Design and optimisation of orbits in proximity of asteroids using solar sails

Close-up observations of asteroids (particularly near-Earth asteroids, or NEAs) are important both for scientific reasons (many characteristics are largely unknown today, and asteroids are very different one another), for planetary protection and for future exploitation of their resources (metals, water). A possible way to visit multiple asteroids is with a solar sail spacecraft. A solar sail is a large, reflective and lightweight membrane that is deployed from a spacecraft and provides a thrust by reflecting the photons from the sun. This is appealing because it generates a small, but continuous, acceleration over time without propellant expenditure, enabling high-v missions.

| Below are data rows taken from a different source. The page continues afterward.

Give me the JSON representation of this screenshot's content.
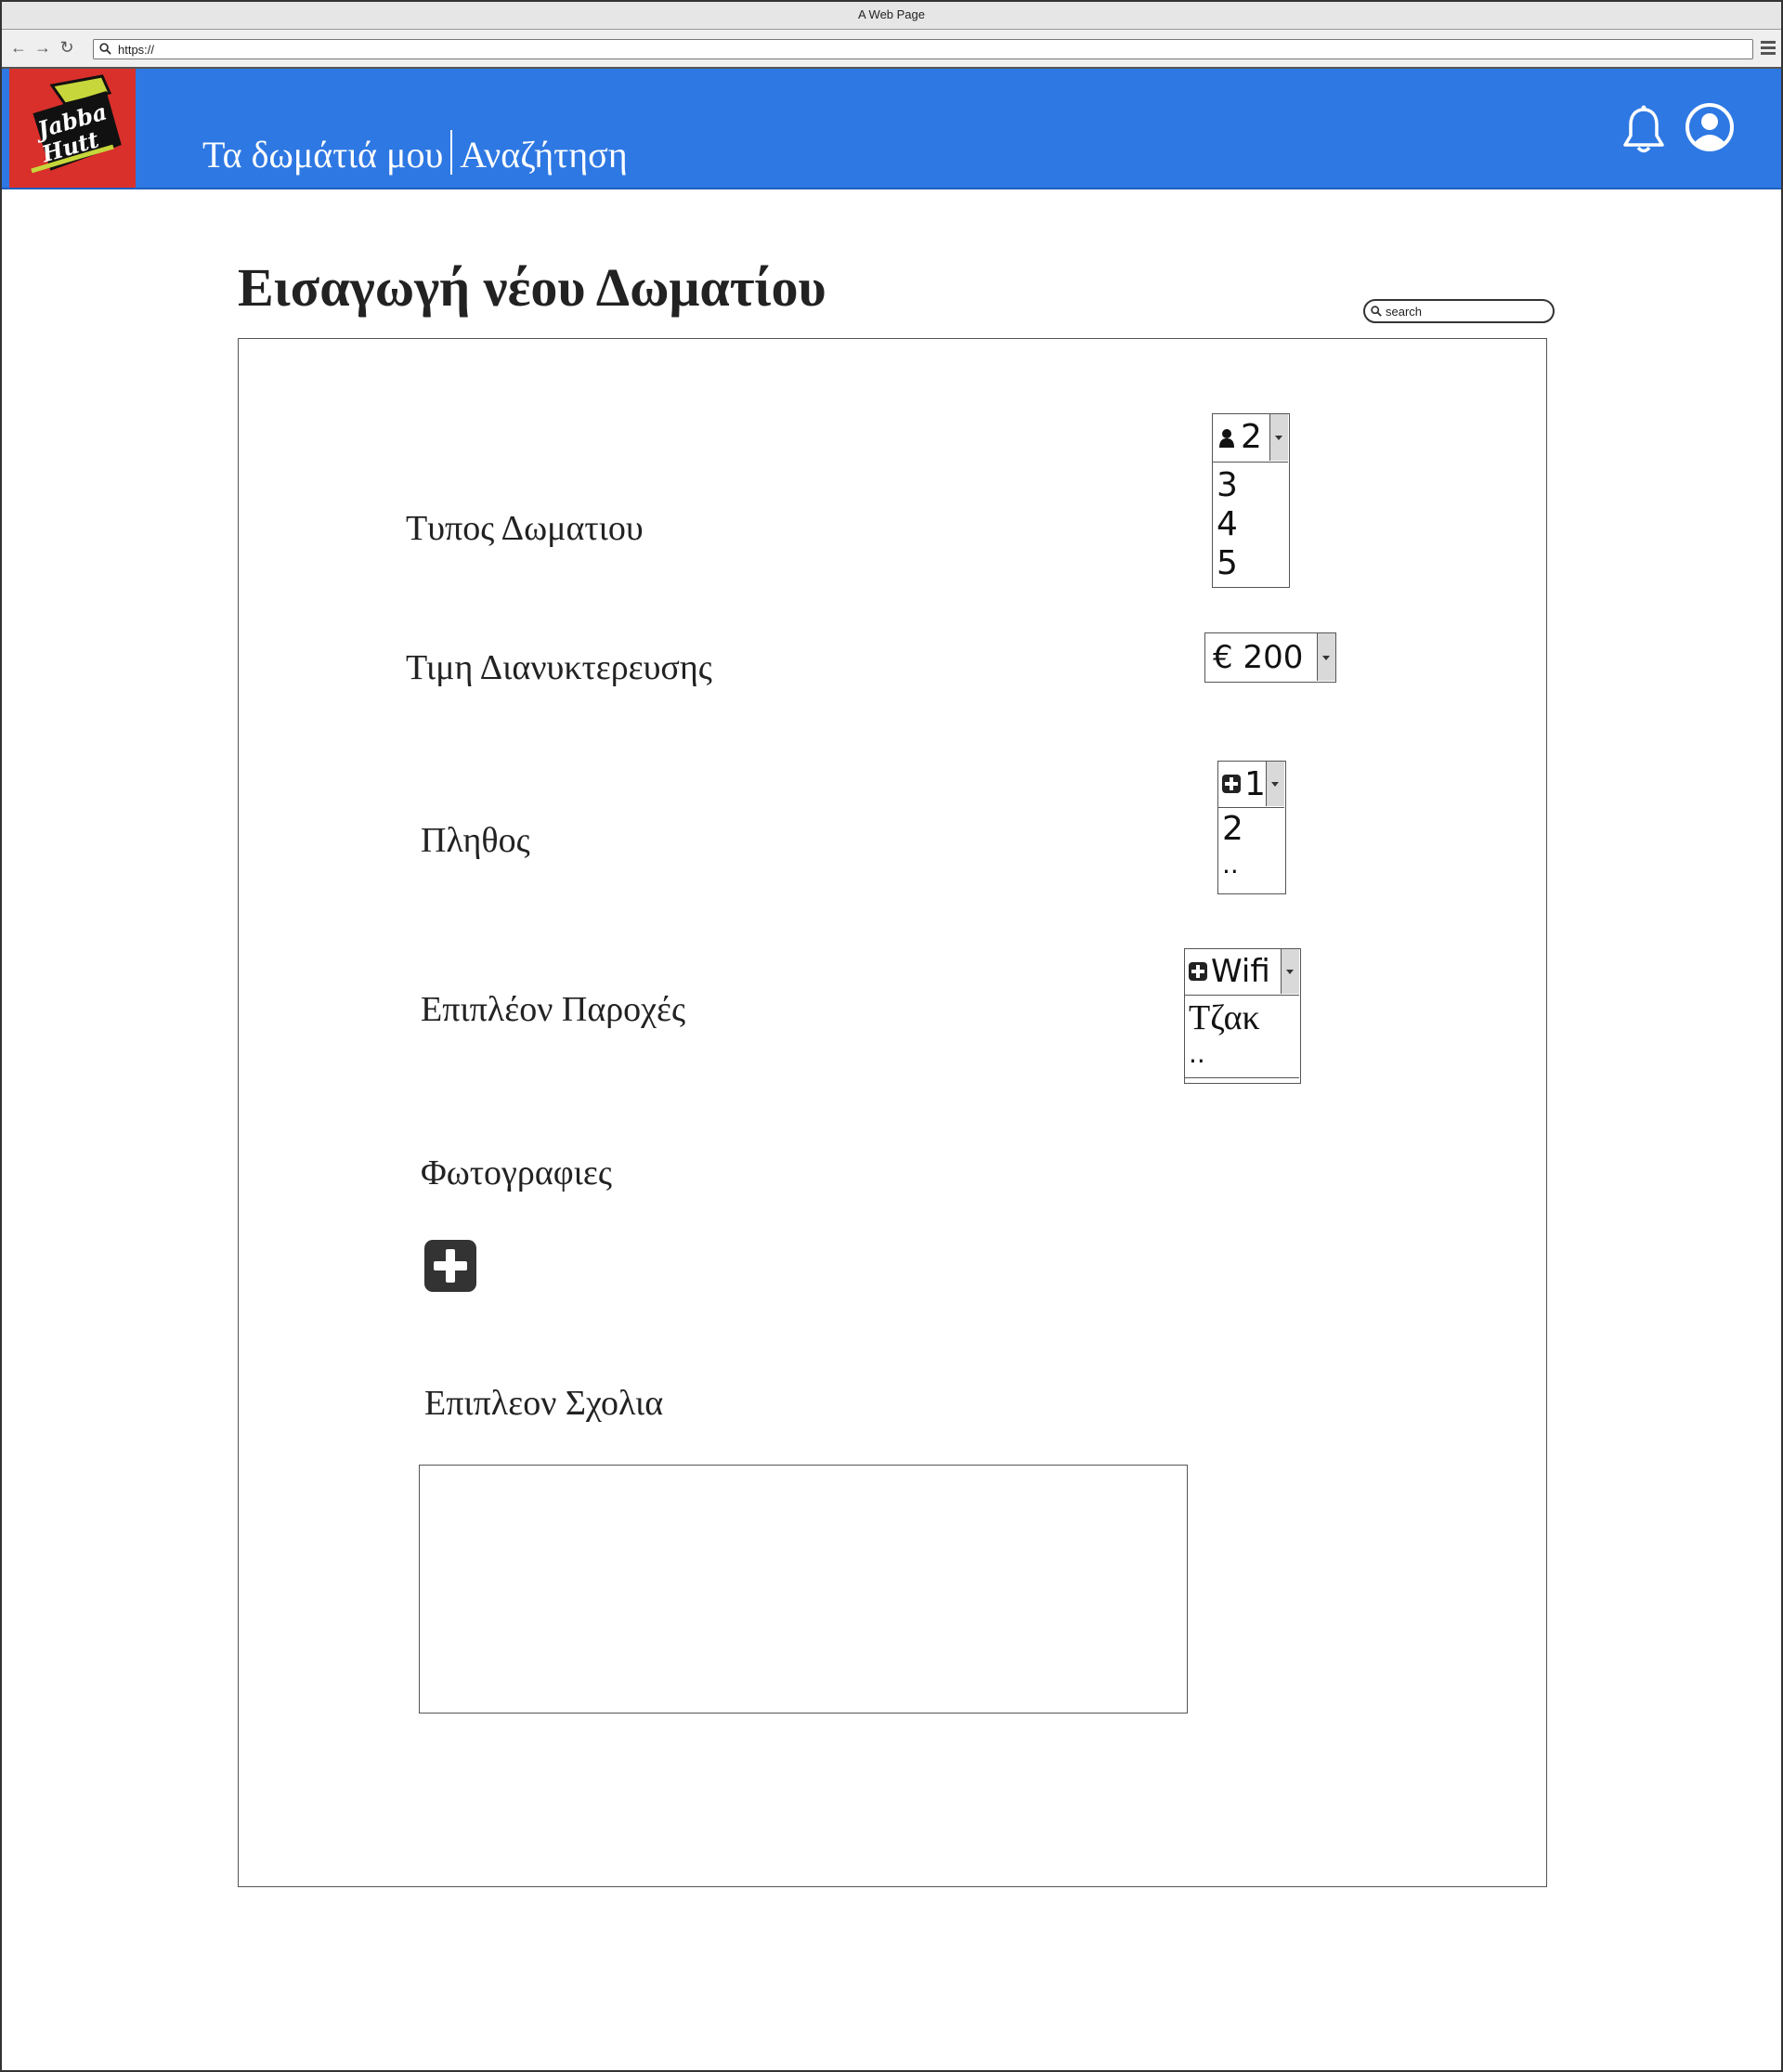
{
  "browser": {
    "window_title": "A Web Page",
    "url": "https://"
  },
  "header": {
    "logo_text": "Jabba Hutt",
    "nav": [
      "Τα δωμάτιά μου",
      "Αναζήτηση"
    ],
    "icons": [
      "bell-icon",
      "user-account-icon"
    ],
    "brand_color": "#2e78e3",
    "logo_color": "#d9302b"
  },
  "page": {
    "title": "Εισαγωγή νέου Δωματίου",
    "search_placeholder": "search"
  },
  "form": {
    "room_type": {
      "label": "Τυπος Δωματιου",
      "icon": "person-icon",
      "selected": "2",
      "options": [
        "3",
        "4",
        "5"
      ]
    },
    "price": {
      "label": "Τιμη Διανυκτερευσης",
      "selected": "€ 200"
    },
    "quantity": {
      "label": "Πληθος",
      "icon": "plus-square-icon",
      "selected": "1",
      "options": [
        "2",
        ".."
      ]
    },
    "amenities": {
      "label": "Επιπλέον Παροχές",
      "icon": "plus-square-icon",
      "selected": "Wifi",
      "options": [
        "Τζακ",
        ".."
      ]
    },
    "photos": {
      "label": "Φωτογραφιες",
      "add_icon": "plus-square-icon"
    },
    "comments": {
      "label": "Επιπλεον Σχολια",
      "value": ""
    }
  }
}
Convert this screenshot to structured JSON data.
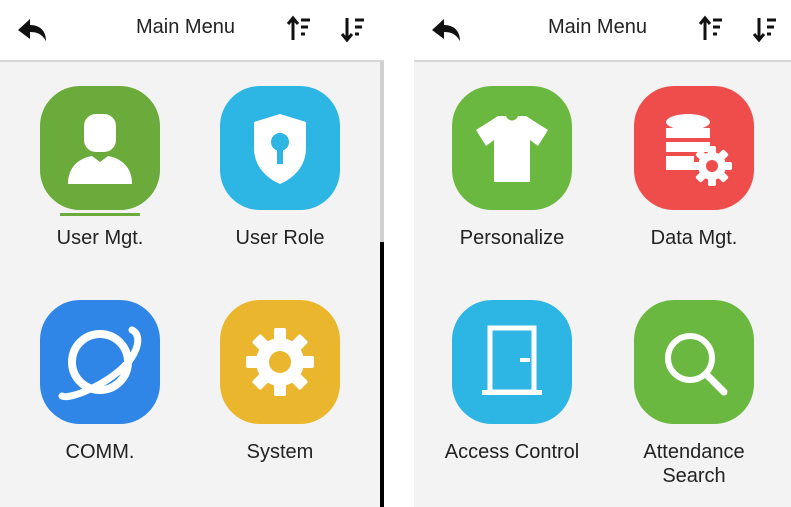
{
  "screens": [
    {
      "title": "Main Menu",
      "items": [
        {
          "label": "User Mgt.",
          "icon": "user-icon",
          "color": "#6aab3c",
          "selected": true
        },
        {
          "label": "User Role",
          "icon": "shield-keyhole-icon",
          "color": "#2db5e3"
        },
        {
          "label": "COMM.",
          "icon": "planet-icon",
          "color": "#2f86e6"
        },
        {
          "label": "System",
          "icon": "gear-icon",
          "color": "#e9b62e"
        }
      ]
    },
    {
      "title": "Main Menu",
      "items": [
        {
          "label": "Personalize",
          "icon": "t-shirt-icon",
          "color": "#6ab83f"
        },
        {
          "label": "Data Mgt.",
          "icon": "database-gear-icon",
          "color": "#ef4c4c"
        },
        {
          "label": "Access Control",
          "icon": "door-icon",
          "color": "#2db5e3"
        },
        {
          "label": "Attendance\nSearch",
          "icon": "search-icon",
          "color": "#6ab83f"
        }
      ]
    }
  ]
}
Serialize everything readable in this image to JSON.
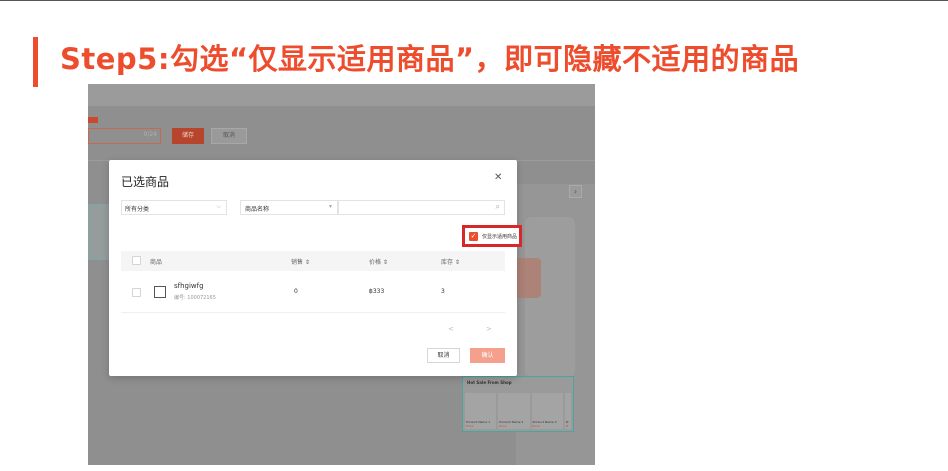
{
  "heading": {
    "text": "Step5:勾选“仅显示适用商品”，即可隐藏不适用的商品",
    "accent_color": "#ee4d2d"
  },
  "background": {
    "badge_icon": "red-badge",
    "input_counter": "0/24",
    "save_label": "储存",
    "cancel_label": "取消",
    "arrow_icon": "chevron-right-icon",
    "hot_sale_title": "Hot Sale From Shop",
    "hot_items": [
      {
        "name": "Product Name 1",
        "price": "Price"
      },
      {
        "name": "Product Name 2",
        "price": "Price"
      },
      {
        "name": "Product Name 3",
        "price": "Price"
      },
      {
        "name": "Pr",
        "price": "Pr"
      }
    ]
  },
  "modal": {
    "title": "已选商品",
    "close_icon": "close-icon",
    "category_select": "所有分类",
    "field_select": "商品名称",
    "search_value": "",
    "filter_checkbox": {
      "label": "仅显示适用商品",
      "checked": true
    },
    "columns": [
      "商品",
      "销售 ⇕",
      "价格 ⇕",
      "库存 ⇕"
    ],
    "rows": [
      {
        "name": "sfhgiwfg",
        "sku": "编号: 100072165",
        "sales": "0",
        "price": "฿333",
        "stock": "3"
      }
    ],
    "pager": {
      "prev": "<",
      "next": ">"
    },
    "cancel_label": "取消",
    "confirm_label": "确认",
    "confirm_color": "#f4a08c"
  }
}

Research in this group has shown the potential of solar sails to enable missions that can visit up to five near-Earth asteroids within ten years. In addition, trajectories were found for a variety of combinations of NEAs, as well as launch dates, demonstrating the flexibility offered by this type of propulsion. While the interplanetary journey is possible, a further research challenge is how to orbit around (or in proximity of) the asteroids: this PhD will investigate the dynamics and trajectories in proximity of the asteroids, together with the transfer to/from the interplanetary legs.

Asteroid orbits are challenging for several reasons: asteroids are highly irregular bodies, and their shape and density are not known in advance; in addition, most are tumbling, generating an irregular and time-varying gravity field. An additional challenge comes from the use of the solar sail, whose acceleration can only be controlled, through attitude manoeuvres, within certain limits and constraints.

Multi- and irregular body dynamics will be used. It is likely that an initial approach will be based on the energy levels and zero-velocity curves, to ensure bounded trajectories near the asteroid. Further research will involve numerical optimisation to target specific trajectories that maximise scientific return, reliability, and/or other merit figures. The ultimate goal is to design and optimise complete trajectories that inject into asteroid orbit starting from the interplanetary phase, orbit around the asteroid for a desired amount of time, and eventually depart into the next interplanetary transfer.